New-born babies perform many similar actions – feeding actions for example. They have had no time to learn such actions. This would suggest that such actions must be inborn. But what about actions that appears later on, when there has been enough time for learning to have taken place – actions like smiling and frowning? Does the child copy these from its mother, or are they also inborn? Only a child that has never seen its mother can provide the answer to this question. If we look at children who are born blind and dear, we find that they do indeed show smiling and frowning at appropriate moments in their daily lives.

So, it would seem that these actions also must be inborn.

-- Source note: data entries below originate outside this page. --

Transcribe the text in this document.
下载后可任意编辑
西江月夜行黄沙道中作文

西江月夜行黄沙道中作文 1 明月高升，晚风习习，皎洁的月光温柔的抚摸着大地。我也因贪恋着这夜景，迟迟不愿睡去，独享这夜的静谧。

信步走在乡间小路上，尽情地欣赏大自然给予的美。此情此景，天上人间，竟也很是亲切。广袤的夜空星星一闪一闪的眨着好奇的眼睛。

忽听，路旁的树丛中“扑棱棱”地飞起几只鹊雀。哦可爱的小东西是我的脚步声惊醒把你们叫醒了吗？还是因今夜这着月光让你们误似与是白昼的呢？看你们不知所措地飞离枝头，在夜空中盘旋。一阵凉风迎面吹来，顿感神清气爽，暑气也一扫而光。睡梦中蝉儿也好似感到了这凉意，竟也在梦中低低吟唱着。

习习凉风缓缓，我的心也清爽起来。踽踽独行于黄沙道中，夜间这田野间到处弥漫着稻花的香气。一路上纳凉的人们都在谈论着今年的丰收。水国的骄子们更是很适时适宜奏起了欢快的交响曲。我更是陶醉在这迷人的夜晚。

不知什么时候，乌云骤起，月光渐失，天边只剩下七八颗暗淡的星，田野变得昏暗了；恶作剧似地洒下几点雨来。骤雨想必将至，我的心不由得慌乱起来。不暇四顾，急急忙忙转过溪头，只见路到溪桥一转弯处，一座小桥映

But what about adult behaviour patterns? Here, even those who are born blind cannot help us to solve the problem because by this stage, they will have learned to communicate by deaf-and-dumb sign language and they will have learnt to feel expressions on faces with their fingers, so we cannot say that their actions must be inborn.
The only method left to support the idea that an adult action is inborn is to demonstrate that it occurs in every human society, regardless of varying culture pressures. Do all people, everywhere, stamp their feet when they are angry, or bare their teeth when they are enraged, or flick their eyebrows up and down when they greet a friend?


Some research workers have found and studied remote tribes in an attempt to answer this question and they have found that even Amazonian Indians who have never net people from outside their area do indeed perform many small actions precisely as we do. If remote tribesmen flash their eyebrows in greeting like we do, and like everyone else does, can we be sure that this means the reactions must be “built-in” to our brains before birth?
The answer is that we cannot be certain.  we should not all learn to behave in the same way. It seems unlikely but it cannot be ruled out. So the argument is, for the moment, inconclusive.